Bei den Bahnhofsgleisen habe ich immer 6 Rückmeldekontakte pro Gleis und ganz wichtig die Weichenstraßen zum Bahnhofsgleis auch überwachen.
Im Schattenbahnhof, würde ich immer gleich so aufteilen, dass du zwei Züge hintereinander Abstellen kannst.
Dann kannst du im hinteren Teil deines Schattenbahhofsgleis einen Bremskontakt und dann den Haktekontakt verschalten Dann kommt Bremskontakt und Haltepunkt für den vorden Gleisbereich. Somit kannst du bei den langen Zügen die im vorderen Bereich halten sollen, schon in den hinteren Kontaktabschnitten langsam verzögern.
An einer Stelle der Anlage würde auch gleich eine Messstrecke für Geschwindigkeit vorsehen.
Auf meiner Anlage 7-gleisiger sichtbarer Bahnhof sowie 6 Schattenbahnhöfe mit jeweils 5 Gleisen sowie eine kleine Nebenbahn und ein Bahnbetriebswerk mit 9-ständigen Lokschuppen komme ich auf über 360 RMK's.
Gruß
Thomy
Hallo Thommy, vielen Dank für Deine Antwort. Hast Du Kontakte benutzt, oder Gleisabschnitte? Wenn Gleisabschnitte wie kurz ist Dein kürzestes? Weitere Frage, wie teilst Du die Schienen, alles mit Kontaktgleisen oder sägst Du sie durch?
Gruß Volker
Hallo Volker,
ich fahre auf Märklin K-Gleis. Zwischen den Schienenstößen habe ich von Fleischmann kleine Isolier-Steckverbinder gesetzt. Da musst du die Gleise nicht zersägen und das Ausmessen der einzelnen RMK-Strecken ist einfacher, da die Gleislänge beim Hersteller Märklin nachzulesen ist.
Von speziellen Kontaktgleisen, wie von Märklin vertrieben, möchte ich dir abraten, da es bei der Menge viel zu teuer wird.

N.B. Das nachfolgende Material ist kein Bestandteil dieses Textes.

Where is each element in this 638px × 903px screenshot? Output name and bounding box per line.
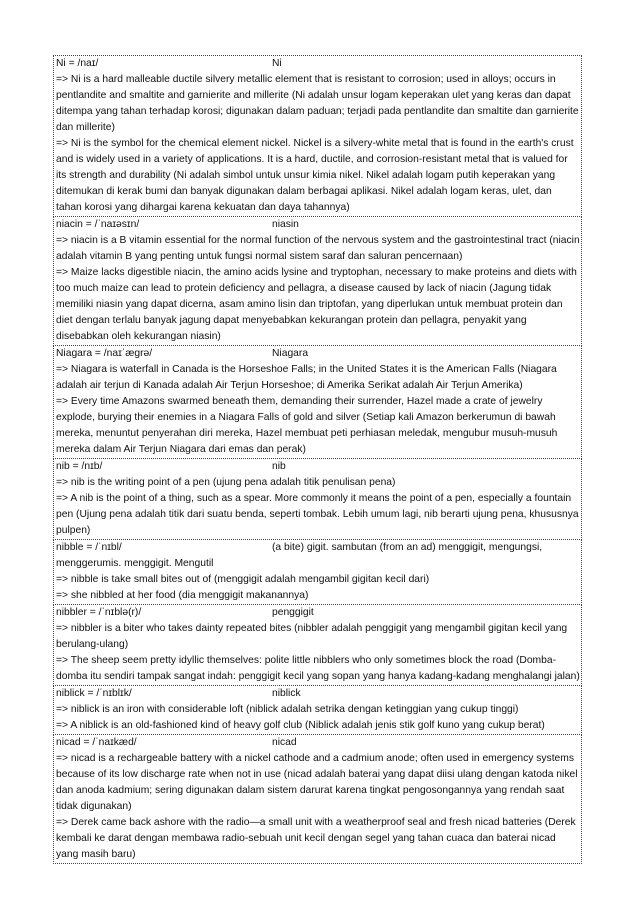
dictionary-entry: [53, 346, 582, 459]
entry-example: => Every time Amazons swarmed beneath them, demanding their surrender, Hazel made a crate of jewelry explode, burying their enemies in a Niagara Falls of gold and silver (Setiap kali Amazon berkerumun di bawah mereka, menuntut penyerahan diri mereka, Hazel membuat peti perhiasan meledak, mengubur musuh-musuh mereka dalam Air Terjun Niagara dari emas dan perak): [56, 396, 558, 455]
entry-definition: => nibbler is a biter who takes dainty repeated bites (nibbler adalah penggigit yang mengambil gigitan kecil yang berulang-ulang): [56, 623, 568, 650]
entry-term: Ni = /naɪ/: [56, 58, 99, 69]
entry-example: => Maize lacks digestible niacin, the amino acids lysine and tryptophan, necessary to make proteins and diets with too much maize can lead to protein deficiency and pellagra, a disease caused by lack of niacin (Jagung tidak memiliki niasin yang dapat dicerna, asam amino lisin dan triptofan, yang diperlukan untuk membuat protein dan diet dengan terlalu banyak jagung dapat menyebabkan kekurangan protein dan pellagra, penyakit yang disebabkan oleh kekurangan niasin): [56, 267, 577, 342]
entry-headword-row: [54, 346, 581, 362]
entry-definition: => Niagara is waterfall in Canada is the Horseshoe Falls; in the United States it is the American Falls (Niagara adalah air terjun di Kanada adalah Air Terjun Horseshoe; di Amerika Serikat adalah Air Terjun Amerika): [56, 364, 557, 391]
entry-term: nicad = /ˈnaɪkæd/: [56, 737, 137, 748]
dictionary-entry: [53, 735, 582, 864]
dictionary-entry: [53, 686, 582, 735]
entry-translation: penggigit: [272, 607, 314, 618]
entry-example: => The sheep seem pretty idyllic themselves: polite little nibblers who only sometimes block the road (Domba-domba itu sendiri tampak sangat indah: penggigit kecil yang sopan yang hanya kadang-kadang menghalangi jalan): [56, 655, 580, 682]
entry-translation: nicad: [272, 737, 297, 748]
dictionary-document: [53, 55, 582, 864]
entry-term: niacin = /ˈnaɪəsɪn/: [56, 219, 140, 230]
entry-headword-row: [54, 217, 581, 233]
entry-headword-row: [54, 56, 581, 72]
entry-example: => Ni is the symbol for the chemical element nickel. Nickel is a silvery-white metal that is found in the earth's crust and is widely used in a variety of applications. It is a hard, ductile, and corrosion-resistant metal that is valued for its strength and durability (Ni adalah simbol untuk unsur kimia nikel. Nikel adalah logam putih keperakan yang ditemukan di kerak bumi dan banyak digunakan dalam berbagai aplikasi. Nikel adalah logam keras, ulet, dan tahan korosi yang dihargai karena kekuatan dan daya tahannya): [56, 138, 574, 213]
entry-translation: (a bite) gigit. sambutan (from an ad) menggigit, mengungsi, menggerumis. menggigit. Mengutil: [56, 542, 543, 569]
entry-term: nib = /nɪb/: [56, 461, 103, 472]
dictionary-entry: [53, 540, 582, 605]
entry-example: => A niblick is an old-fashioned kind of heavy golf club (Niblick adalah jenis stik golf kuno yang cukup berat): [56, 720, 545, 731]
entry-definition: => nibble is take small bites out of (menggigit adalah mengambil gigitan kecil dari): [56, 574, 430, 585]
entry-headword-row: [54, 459, 581, 475]
entry-headword-row: [54, 735, 581, 751]
entry-example: => A nib is the point of a thing, such as a spear. More commonly it means the point of a pen, especially a fountain pen (Ujung pena adalah titik dari suatu benda, seperti tombak. Lebih umum lagi, nib berarti ujung pena, khususnya pulpen): [56, 493, 579, 536]
entry-definition: => nicad is a rechargeable battery with a nickel cathode and a cadmium anode; often used in emergency systems because of its low discharge rate when not in use (nicad adalah baterai yang dapat diisi ulang dengan katoda nikel dan anoda kadmium; sering digunakan dalam sistem darurat karena tingkat pengosongannya yang rendah saat tidak digunakan): [56, 753, 578, 812]
entry-term: Niagara = /naɪˈæɡrə/: [56, 348, 153, 359]
entry-translation: Ni: [272, 58, 282, 69]
entry-example: => Derek came back ashore with the radio—a small unit with a weatherproof seal and fresh nicad batteries (Derek kembali ke darat dengan membawa radio-sebuah unit kecil dengan segel yang tahan cuaca dan baterai nicad yang masih baru): [56, 817, 576, 860]
entry-example: => she nibbled at her food (dia menggigit makanannya): [56, 590, 309, 601]
entry-definition: => niblick is an iron with considerable loft (niblick adalah setrika dengan ketinggian yang cukup tinggi): [56, 704, 519, 715]
entry-translation: niasin: [272, 219, 299, 230]
entry-definition: => niacin is a B vitamin essential for the normal function of the nervous system and the gastrointestinal tract (niacin adalah vitamin B yang penting untuk fungsi normal sistem saraf dan saluran pencernaan): [56, 235, 580, 262]
entry-definition: => Ni is a hard malleable ductile silvery metallic element that is resistant to corrosion; used in alloys; occurs in pentlandite and smaltite and garnierite and millerite (Ni adalah unsur logam keperakan ulet yang keras dan dapat ditempa yang tahan terhadap korosi; digunakan dalam paduan; terjadi pada pentlandite dan smaltite dan garnierite dan millerite): [56, 74, 579, 133]
entry-term: nibble = /ˈnɪbl/: [56, 542, 122, 553]
entry-definition: => nib is the writing point of a pen (ujung pena adalah titik penulisan pena): [56, 477, 396, 488]
entry-headword-row: [54, 540, 581, 572]
entry-translation: nib: [272, 461, 286, 472]
entry-term: niblick = /ˈnɪblɪk/: [56, 688, 132, 699]
dictionary-entry: [53, 217, 582, 346]
dictionary-entry: [53, 459, 582, 540]
dictionary-entry: [53, 605, 582, 686]
entry-headword-row: [54, 686, 581, 702]
entry-term: nibbler = /ˈnɪblə(r)/: [56, 607, 142, 618]
dictionary-entry: [53, 55, 582, 217]
entry-headword-row: [54, 605, 581, 621]
entry-translation: niblick: [272, 688, 301, 699]
entry-translation: Niagara: [272, 348, 309, 359]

Die Kontaktstrecken erstellt man ja beim s88-System automatisch. Wenn man z.B. beim K-Gleis 2 Gleise a´ 18 cm benutzt, hat man vorne und hinten auf einer Seite des Gleises durch die Fleischmann-Steckverbinder eine Isolierung. Dort wo beide Gleise zusammengesteckt werden, kannst du die Rückleitung zum Detektor an die Gleislasche löten. Das ist der einfachste Weg. Du musst nur aufpassen, Metall dehnt sich bei Wärme aus und da sollten die isolierten Gleise nicht wieder in Kontakt kommen. Ein wenig 2-K-Kleber zwischen den Gleisenden bewirkt da Wunder.
Kürzeste Rückmeldestrecke ist bei mir mit dem s88-Bus-Rückmeldesystem 9 cm. Allerdings am Ende von Stumpfgleisen im Schattenbahnhof. Da geht es nur langsam auf den Prellbock zu. Es ist also auch eine Sache der Geschwindigkeit.
Noch eine Bitte: vervollständige dein Profil (dann musst du z.B. auch nicht jedesmal erklären, dass du mit Märklin K-Gleis unterwegs bist).
Hallo Willi, tolle Infos. Profil geändert.
Eine Frage noch zu den Gleislängen. Am Bahnhof sind dann 3 richtig? Hast Du da Standardlängen? Im Schattenbahn auch bestimmte Längen?
Gruß Volker
Hallo Volker,
grob gesagt, (ich zäume mal das Pferd von hinten auf und spreche für die Spurweite H0) Ziel-RMK = 36 cm, Brems-RMK = ~ 90 - 108 cm (hängt ein wenig von den gefahrenen Geschwindigkeiten ab), der Rest ist ein Strecken-RMK bis zum vorherigen Start-(i)FAZ.
Jetzt sollte man aber beim Rest überlegen: Wenn die Strecke vom Brems-RMK bis zum vorherigen (i)FAZ aus 6 m Gleis besteht, wirst du nur sehr wenig Zugbetrieb haben, weil der Gleis-Abschnitt nur dann für den nachfolgenden Zug freigegeben wird, wenn er komplett frei ist.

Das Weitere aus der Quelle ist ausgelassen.